Christiane Lambert mentionne encore le besoin de formation des femmes dans le monde agricole, en particulier pour celles qui deviennent agricultrices "par le mariage". Se confiant sur ses propres hésitations, sur ses "insomnies" et son "perfectionnisme", la responsable syndicale relève également que "certaines femmes ne se mettent pas en avant, ne se jettent pas dans les responsabilités". "Il faut un peu [les] pousser pour qu’elles acceptent et on se rend compte quelques années après que finalement elles excellent dans leurs responsabilités", ajoute-t-elle, estimant que c’est là l’intérêt de dispositifs tels que la "vice-présidence féminine statutaire" existant dans le syndicalisme agricole – dont elle n’a pas bénéficié, selon ses dires – et la parité dans les conseils municipaux.
Manque d’informations, de modèles, d’opportunités… des obstacles en chaîne pour les jeunes filles
Ainsi, les "quotas" et autres dispositifs visant à garantir la représentation des femmes contribuent parfois à forcer un peu le destin et donc à faire progressivement bouger les lignes. L’accent a également été mis sur le rôle d’exemplarité des collectivités locales et des modèles qui sont présentés aux jeunes filles grandissant dans les territoires ruraux. "On ne doit pas souffrir du syndrome de l’imposteur", exhorte Laurence Perez, également présidente d’un syndicat de collecte d’ordures ménagères sur un territoire de 72.000 habitants. "Ce n’est pas un endroit où l’on attend les femmes", sourit-elle, aimant rappeler qu’"on peut être femme et savoir compter" et se félicitant d’avoir réussi à faire baisser la taxe d’ordure ménagère.
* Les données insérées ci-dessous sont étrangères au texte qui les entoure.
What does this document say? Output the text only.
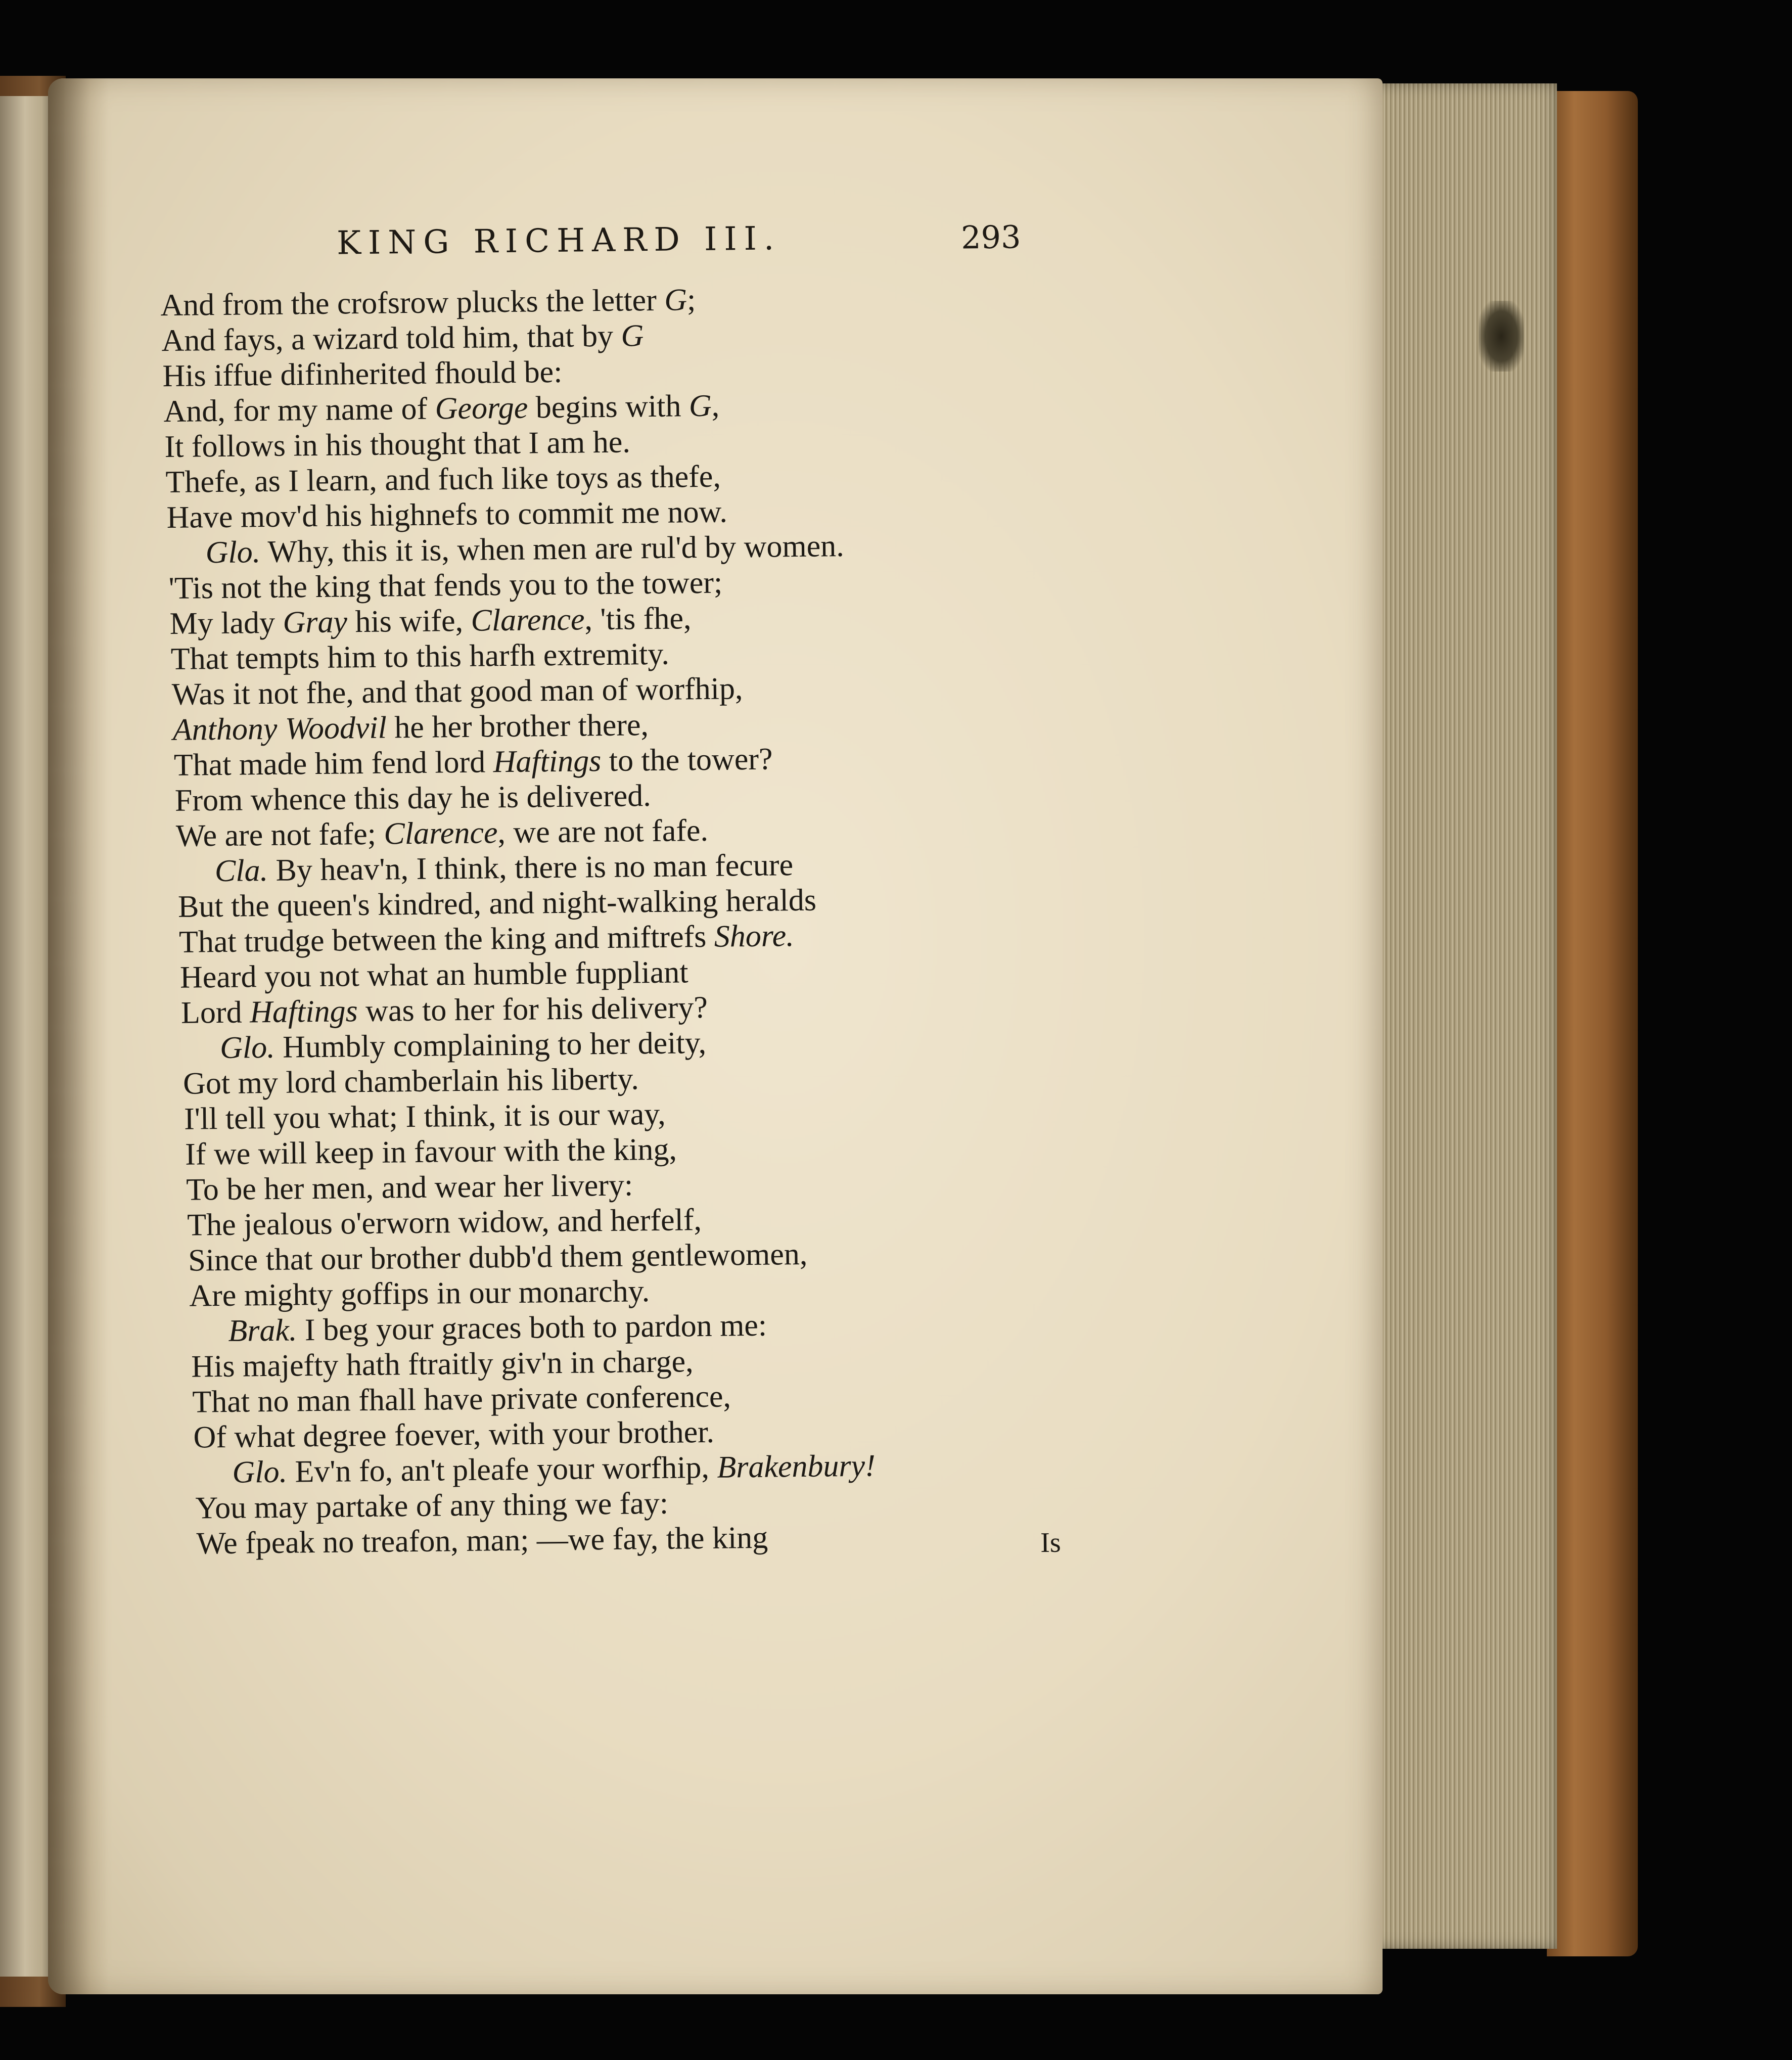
KING RICHARD III.	293
And from the crofsrow plucks the letter G;
And fays, a wizard told him, that by G
His iffue difinherited fhould be:
And, for my name of George begins with G,
It follows in his thought that I am he.
Thefe, as I learn, and fuch like toys as thefe,
Have mov'd his highnefs to commit me now.
Glo. Why, this it is, when men are rul'd by women.
'Tis not the king that fends you to the tower;
My lady Gray his wife, Clarence, 'tis fhe,
That tempts him to this harfh extremity.
Was it not fhe, and that good man of worfhip,
Anthony Woodvil he her brother there,
That made him fend lord Haftings to the tower?
From whence this day he is delivered.
We are not fafe; Clarence, we are not fafe.
Cla. By heav'n, I think, there is no man fecure
But the queen's kindred, and night-walking heralds
That trudge between the king and miftrefs Shore.
Heard you not what an humble fuppliant
Lord Haftings was to her for his delivery?
Glo. Humbly complaining to her deity,
Got my lord chamberlain his liberty.
I'll tell you what; I think, it is our way,
If we will keep in favour with the king,
To be her men, and wear her livery:
The jealous o'erworn widow, and herfelf,
Since that our brother dubb'd them gentlewomen,
Are mighty goffips in our monarchy.
Brak. I beg your graces both to pardon me:
His majefty hath ftraitly giv'n in charge,
That no man fhall have private conference,
Of what degree foever, with your brother.
Glo. Ev'n fo, an't pleafe your worfhip, Brakenbury!
You may partake of any thing we fay:
We fpeak no treafon, man; —we fay, the king	Is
Par ailleurs, à travers plusieurs initiatives, sa commune s’efforce "d’ouvrir aux filles en ruralité le champ des possibles sur la carrière, le métier, la vie qu’elles auraient envie de mener".
Un objectif qui est au cœur du projet de l’association Chemins d’avenir, qui a accompagné individuellement 5.000 jeunes depuis 2016 (notre article du 19 avril 2021). Salomé Berlioux, sa fondatrice, estime que les jeunes filles des territoires ruraux rencontrent dans leur parcours une "chaîne d’obstacles" : le manque d’information sur les filières et les métiers, "l’autocensure typiquement féminine et renforcée dans ces territoires", le manque de "rôles modèles" ou encore "d’incarnations de modèles de réussite", la "fracture numérique", le manque d’opportunités académiques, culturelles, professionnelles à proximité du domicile et le coût de la mobilité. Appelant à "s’attaquer à la racine du problème" et à proposer à ces jeunes filles "une chaîne de solutions", Salomé Berlioux observe que, lentement mais sûrement, ces enjeux deviennent plus visibles.
Comment "s’engager sans renoncer", interroge Annick Billon, sénatrice centriste de Vendée et présidente de la délégation des droits des femmes, en conclusion des échanges. La sénatrice précise : "Pour ne pas avoir à renoncer, il faut avoir un environnement favorable à l’engagement, c’est-à-dire qu’il faut être soutenue, quels que soient les modes de soutien. (…) On n’est pas des bêtes de travail, on a besoin d’un temps personnel, d’un temps professionnel, d’un temps d’engagement, et il faut réussir à faire concilier tout ça."